Regulators to take ‘deeper dive’ into bank culture

APRA and ASIC have vowed to take a hard line against poor culture in the financial services industry in an effort to weed out “pervasive conduct problems”.

In his opening speech at the ASIC Annual Forum in Sydney yesterday, ASIC chairman Greg Medcraft said culture was a key driver of conduct, and good conduct led to good outcomes for investors and consumers.

“Inevitably, it is the stories of poor culture and poor conduct in the financial industry which are splashed across the front page of the newspaper, which pop up in our newsfeeds, and which are the subjects of heated discussion on social media sites,” Mr Medcraft said.

“This is particularly so in recent times with financial advice, and now Bank Bill Swap Rate (BBSW) and life insurance on everybody’s minds.”

Mr Medcraft said ASIC was incorporating culture into its risk-based surveillance reviews. He noted the release of an ASIC report yesterday which outlined the findings of a review of conflicts management practices in vertically-integrated businesses in the funds management industry.

The report emphasises the role that remuneration and incentives play as a driver of the behaviour of firms.

“For example, conflicts can arise or be exacerbated where incentives reward high-risk, short-term business strategies,” Mr Medcraft said.

“From our review, we found that some firms take conflicts management seriously.
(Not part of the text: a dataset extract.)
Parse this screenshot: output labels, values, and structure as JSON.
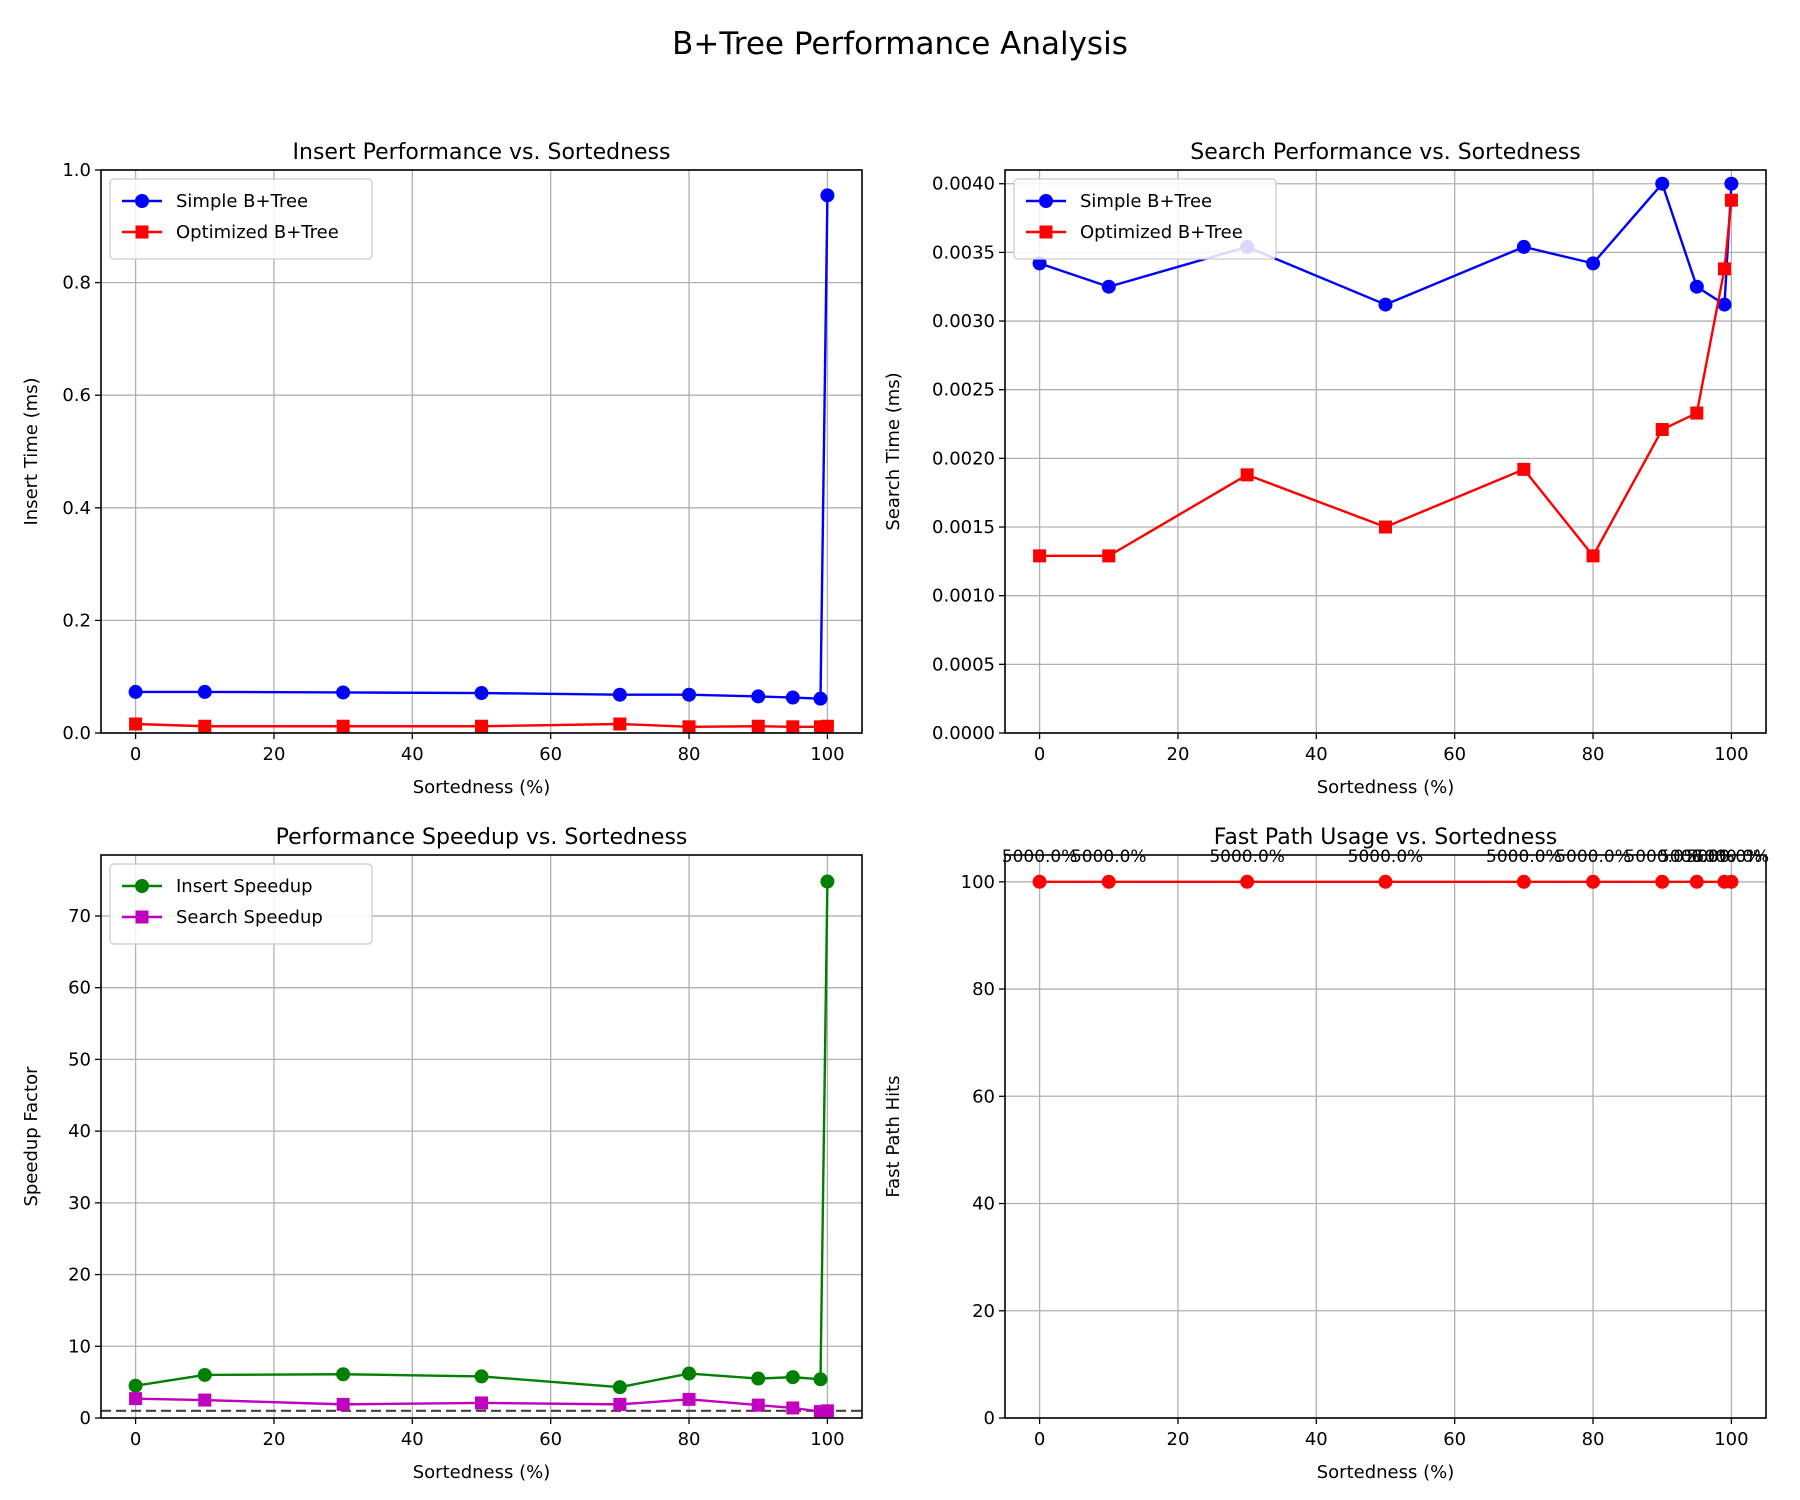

We found some good practices such as separate boards for subsidiaries which may help to manage conflicts,” he said.

“However, we remain concerned that some policies may have been adopted without sufficient attention to genuinely addressing the underlying conflicts.”

“So what we are now doing is bringing the elements of culture together and considering whether they indicate a cultural problem.

“Where we think there may be a problem, we will ask questions and do a ‘deeper dive’.”

Mr Medcraft said this helped the regulator to not only identify instances of misconduct, but also “broader, more pervasive conduct problems”.

“We want to uncover these problems early, and to disrupt and address them,” he said.

Mr Medcraft’s comments followed those made by APRA boss Wayne Byres during his appearance before the House of Representatives Standing Committee on Economics in Canberra on Friday.

Mr Byres said culture was an issue that APRA was “delving into across all of the industry sectors” that it supervised.

“Our interest in culture reflects our prudential mandate – a good culture helps protect against poor outcomes,” he said.

“Our work is primarily directed to detecting the potential for the financial institutions we supervise to be badly mismanaged, such that they put their own viability at risk.”

While Mr Byres conceded that APRA was not the lead regulator when it came to instances of consumers being unfairly treated, it was “very interested” in what those episodes reveal about the culture within financial institutions, and the extent to which incentives might be operating to encourage imprudent behaviour.

“A little over twelve months ago, we also instituted a new standard that, amongst other things, introduced an explicit requirement on boards to form a view about the risk culture of their institutions, assess whether it was consistent with their strategy and risk appetite, and – if they felt change was needed – ensure something was done about it,” he said.

“While we would observe that boards are giving more attention to issues of culture, I think it also fair to say that they are still grappling with how best to do this in a robust and systematic manner.”